It's Official: February Was The Warmest Month On Record

"It is yet another warning of the urgency of reducing global carbon emissions."
NOAA

February shattered all-time monthly heat records, government agencies confirmed this week, inching global temperatures closer to the 2 degrees Celsius threshold at which some of climate change’s effects will be beyond repair.

The National Oceanic and Atmospheric Administration announced Thursday that February was 1.21 degrees Celsius above the 20th-century average, making it the hottest month ever recorded since the agency began tracking data in 1880. It claims the title from December 2015, which previously set a record as the hottest month with temperatures 1.12 degrees above the 20th-century average.

NOAA's findings confirm records reported last weekend by NASA, which uses slightly different dates to determine the long-term average. According to its data, February was 1.35 degrees above base temperatures.

In addition to being the hottest month ever recorded, February marks the 10th consecutive time a month has broken the all-time heat record for that particular month.

NOAA

But by other accounts, February might have crossed one of the most significant climate benchmarks: a 2 degrees Celsius rise.

The two government agencies derived their base period average temperature from the latter half of the 20th century, which is problematic because the industrial revolution and subsequent rise in atmospheric carbon dioxide concentrations started in the late 18th century, says Michael Mann, the director of Penn State Earth System Science Center and one of the scientists to spark a conversation about climate change.

Using an earlier base period, Mann says, February stands out.

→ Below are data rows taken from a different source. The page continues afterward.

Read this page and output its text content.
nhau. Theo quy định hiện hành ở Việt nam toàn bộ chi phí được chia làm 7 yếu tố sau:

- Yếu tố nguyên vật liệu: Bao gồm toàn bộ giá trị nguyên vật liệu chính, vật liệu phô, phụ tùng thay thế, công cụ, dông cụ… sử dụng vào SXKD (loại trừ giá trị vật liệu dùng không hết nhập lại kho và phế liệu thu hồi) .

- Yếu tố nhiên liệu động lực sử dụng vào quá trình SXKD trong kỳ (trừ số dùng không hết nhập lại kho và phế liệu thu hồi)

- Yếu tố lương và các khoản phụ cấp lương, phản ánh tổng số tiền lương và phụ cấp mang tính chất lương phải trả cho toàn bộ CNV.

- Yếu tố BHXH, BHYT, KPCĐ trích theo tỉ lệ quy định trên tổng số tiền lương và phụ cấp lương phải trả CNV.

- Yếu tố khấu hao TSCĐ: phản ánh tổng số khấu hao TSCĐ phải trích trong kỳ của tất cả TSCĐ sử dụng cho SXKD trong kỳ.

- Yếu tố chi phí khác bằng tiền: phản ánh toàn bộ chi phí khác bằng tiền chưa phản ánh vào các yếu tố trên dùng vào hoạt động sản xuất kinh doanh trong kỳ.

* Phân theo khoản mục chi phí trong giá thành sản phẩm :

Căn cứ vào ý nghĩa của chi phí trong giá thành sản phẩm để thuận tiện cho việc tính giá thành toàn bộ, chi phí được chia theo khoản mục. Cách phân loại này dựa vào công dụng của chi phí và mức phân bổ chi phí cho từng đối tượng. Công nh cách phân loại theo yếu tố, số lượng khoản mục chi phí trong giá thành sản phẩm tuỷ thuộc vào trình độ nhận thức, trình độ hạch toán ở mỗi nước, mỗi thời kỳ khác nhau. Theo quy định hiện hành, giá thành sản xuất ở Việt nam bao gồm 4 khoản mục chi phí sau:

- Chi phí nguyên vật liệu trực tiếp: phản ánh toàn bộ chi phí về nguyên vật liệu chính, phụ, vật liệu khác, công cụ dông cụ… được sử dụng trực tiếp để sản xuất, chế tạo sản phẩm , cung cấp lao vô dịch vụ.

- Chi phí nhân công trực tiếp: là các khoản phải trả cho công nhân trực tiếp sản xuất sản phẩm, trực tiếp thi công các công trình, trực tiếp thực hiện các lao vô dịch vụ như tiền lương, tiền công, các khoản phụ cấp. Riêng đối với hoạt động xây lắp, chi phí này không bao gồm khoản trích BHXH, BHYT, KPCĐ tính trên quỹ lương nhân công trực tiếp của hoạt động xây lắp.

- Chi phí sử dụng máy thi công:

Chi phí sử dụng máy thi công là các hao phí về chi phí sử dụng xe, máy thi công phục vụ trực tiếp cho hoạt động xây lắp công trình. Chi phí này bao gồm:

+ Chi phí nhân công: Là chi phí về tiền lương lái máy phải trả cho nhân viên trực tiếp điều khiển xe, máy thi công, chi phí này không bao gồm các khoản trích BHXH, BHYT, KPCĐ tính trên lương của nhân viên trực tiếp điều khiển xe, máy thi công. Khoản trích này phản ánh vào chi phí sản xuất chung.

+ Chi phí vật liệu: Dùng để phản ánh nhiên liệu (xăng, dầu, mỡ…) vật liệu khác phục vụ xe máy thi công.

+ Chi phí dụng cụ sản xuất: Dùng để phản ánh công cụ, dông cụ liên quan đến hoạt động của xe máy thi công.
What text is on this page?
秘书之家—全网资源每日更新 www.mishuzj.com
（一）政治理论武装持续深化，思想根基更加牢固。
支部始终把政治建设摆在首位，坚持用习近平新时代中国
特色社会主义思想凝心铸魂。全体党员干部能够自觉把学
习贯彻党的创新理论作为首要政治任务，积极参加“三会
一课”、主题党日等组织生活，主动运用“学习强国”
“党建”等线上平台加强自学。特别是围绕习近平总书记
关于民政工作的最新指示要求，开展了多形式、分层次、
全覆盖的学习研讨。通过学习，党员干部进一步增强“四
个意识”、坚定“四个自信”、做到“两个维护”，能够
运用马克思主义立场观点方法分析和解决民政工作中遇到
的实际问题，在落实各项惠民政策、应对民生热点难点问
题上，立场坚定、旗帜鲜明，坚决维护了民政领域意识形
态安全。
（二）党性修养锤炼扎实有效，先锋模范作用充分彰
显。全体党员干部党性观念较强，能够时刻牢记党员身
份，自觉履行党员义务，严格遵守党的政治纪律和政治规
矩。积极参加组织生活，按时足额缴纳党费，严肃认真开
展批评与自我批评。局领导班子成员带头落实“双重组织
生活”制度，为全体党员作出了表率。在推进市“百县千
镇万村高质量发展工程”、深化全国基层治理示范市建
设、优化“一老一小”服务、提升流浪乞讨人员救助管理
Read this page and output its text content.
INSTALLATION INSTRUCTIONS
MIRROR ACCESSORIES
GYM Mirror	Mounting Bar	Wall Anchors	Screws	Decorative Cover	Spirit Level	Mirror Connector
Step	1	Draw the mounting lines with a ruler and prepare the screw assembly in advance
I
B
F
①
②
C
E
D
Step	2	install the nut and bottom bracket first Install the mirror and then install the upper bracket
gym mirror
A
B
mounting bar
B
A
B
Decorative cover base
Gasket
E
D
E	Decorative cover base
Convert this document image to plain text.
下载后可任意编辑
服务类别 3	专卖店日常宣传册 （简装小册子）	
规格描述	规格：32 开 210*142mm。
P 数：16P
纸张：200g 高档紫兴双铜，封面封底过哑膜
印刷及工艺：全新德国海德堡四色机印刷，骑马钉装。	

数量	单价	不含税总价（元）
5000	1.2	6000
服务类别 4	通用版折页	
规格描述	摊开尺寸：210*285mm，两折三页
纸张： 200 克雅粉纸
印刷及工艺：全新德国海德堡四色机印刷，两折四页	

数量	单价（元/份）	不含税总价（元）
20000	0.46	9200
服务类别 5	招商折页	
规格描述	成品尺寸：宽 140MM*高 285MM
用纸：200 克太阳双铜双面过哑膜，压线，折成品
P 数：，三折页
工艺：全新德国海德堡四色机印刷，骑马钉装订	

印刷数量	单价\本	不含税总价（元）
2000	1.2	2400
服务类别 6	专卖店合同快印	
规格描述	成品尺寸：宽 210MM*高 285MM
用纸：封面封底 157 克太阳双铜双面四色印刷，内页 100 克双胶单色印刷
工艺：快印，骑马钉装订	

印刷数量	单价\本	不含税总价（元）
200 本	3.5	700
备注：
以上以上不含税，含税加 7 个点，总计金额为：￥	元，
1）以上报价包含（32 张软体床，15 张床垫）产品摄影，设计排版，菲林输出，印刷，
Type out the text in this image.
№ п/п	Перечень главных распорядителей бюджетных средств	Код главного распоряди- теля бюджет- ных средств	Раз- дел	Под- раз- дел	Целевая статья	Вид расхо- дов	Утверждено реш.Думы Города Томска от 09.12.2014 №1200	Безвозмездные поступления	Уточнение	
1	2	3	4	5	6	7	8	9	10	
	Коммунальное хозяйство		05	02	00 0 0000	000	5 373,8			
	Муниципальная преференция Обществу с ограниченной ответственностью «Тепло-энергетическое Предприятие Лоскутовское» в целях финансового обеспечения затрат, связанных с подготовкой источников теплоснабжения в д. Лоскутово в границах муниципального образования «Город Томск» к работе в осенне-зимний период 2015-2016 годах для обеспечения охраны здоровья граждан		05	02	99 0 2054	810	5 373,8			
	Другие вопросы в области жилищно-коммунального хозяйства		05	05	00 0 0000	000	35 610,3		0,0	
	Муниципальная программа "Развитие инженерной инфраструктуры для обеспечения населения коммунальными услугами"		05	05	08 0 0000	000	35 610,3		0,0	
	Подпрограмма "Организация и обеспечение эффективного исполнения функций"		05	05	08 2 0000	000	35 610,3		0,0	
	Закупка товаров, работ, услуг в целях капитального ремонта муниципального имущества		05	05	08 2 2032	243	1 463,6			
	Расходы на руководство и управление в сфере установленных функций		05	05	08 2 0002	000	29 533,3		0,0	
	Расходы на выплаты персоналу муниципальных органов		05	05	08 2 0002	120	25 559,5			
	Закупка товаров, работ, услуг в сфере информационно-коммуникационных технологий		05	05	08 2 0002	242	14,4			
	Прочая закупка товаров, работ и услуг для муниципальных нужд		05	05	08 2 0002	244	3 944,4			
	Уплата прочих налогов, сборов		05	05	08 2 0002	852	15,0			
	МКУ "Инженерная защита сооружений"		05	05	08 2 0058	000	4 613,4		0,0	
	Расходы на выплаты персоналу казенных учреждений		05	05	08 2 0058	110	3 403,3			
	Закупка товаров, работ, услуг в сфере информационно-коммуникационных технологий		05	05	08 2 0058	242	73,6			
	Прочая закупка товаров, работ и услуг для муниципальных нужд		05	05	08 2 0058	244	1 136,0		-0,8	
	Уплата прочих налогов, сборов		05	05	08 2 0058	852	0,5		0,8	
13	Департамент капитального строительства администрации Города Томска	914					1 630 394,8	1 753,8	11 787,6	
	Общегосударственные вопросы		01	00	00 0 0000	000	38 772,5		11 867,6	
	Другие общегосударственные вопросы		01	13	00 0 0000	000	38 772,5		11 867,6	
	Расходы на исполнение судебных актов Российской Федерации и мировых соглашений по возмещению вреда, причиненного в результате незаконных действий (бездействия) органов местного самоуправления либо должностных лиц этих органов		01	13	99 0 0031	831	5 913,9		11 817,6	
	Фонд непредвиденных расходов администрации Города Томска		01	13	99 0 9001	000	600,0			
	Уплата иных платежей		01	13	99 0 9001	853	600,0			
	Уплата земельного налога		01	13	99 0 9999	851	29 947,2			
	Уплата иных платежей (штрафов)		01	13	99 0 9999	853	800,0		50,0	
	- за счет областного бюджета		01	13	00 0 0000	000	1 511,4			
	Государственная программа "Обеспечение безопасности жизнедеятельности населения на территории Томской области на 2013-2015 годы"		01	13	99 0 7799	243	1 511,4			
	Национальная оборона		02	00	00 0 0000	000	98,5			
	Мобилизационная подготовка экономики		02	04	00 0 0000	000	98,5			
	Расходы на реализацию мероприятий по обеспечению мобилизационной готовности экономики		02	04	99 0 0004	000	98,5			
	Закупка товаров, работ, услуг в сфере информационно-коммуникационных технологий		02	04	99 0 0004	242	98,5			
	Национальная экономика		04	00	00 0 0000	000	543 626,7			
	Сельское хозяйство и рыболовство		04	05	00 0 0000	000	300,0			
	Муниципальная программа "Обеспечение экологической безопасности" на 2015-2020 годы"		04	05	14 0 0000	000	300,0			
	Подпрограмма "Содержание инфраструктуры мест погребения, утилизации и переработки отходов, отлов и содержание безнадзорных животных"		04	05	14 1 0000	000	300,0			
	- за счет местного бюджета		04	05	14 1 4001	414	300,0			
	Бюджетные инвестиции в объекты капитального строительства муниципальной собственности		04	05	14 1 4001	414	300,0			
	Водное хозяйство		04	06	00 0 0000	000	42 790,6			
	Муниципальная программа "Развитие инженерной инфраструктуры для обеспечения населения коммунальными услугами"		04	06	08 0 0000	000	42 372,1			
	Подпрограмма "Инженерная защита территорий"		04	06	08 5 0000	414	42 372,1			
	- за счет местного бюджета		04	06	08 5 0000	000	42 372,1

"For the first time on record, we crossed the 2 degree C 'dangerous' level of warming (for the Northern Hemisphere, the best-measured part of the globe)," he told The Huffington Post over email. "It is unlikely we will see this anomalous warmth sustained for the remainder of the year, but it is a reminder of how perilously close we are now to permanent dangerous-levels of warmth. It is yet another warning of the urgency of reducing global carbon emissions."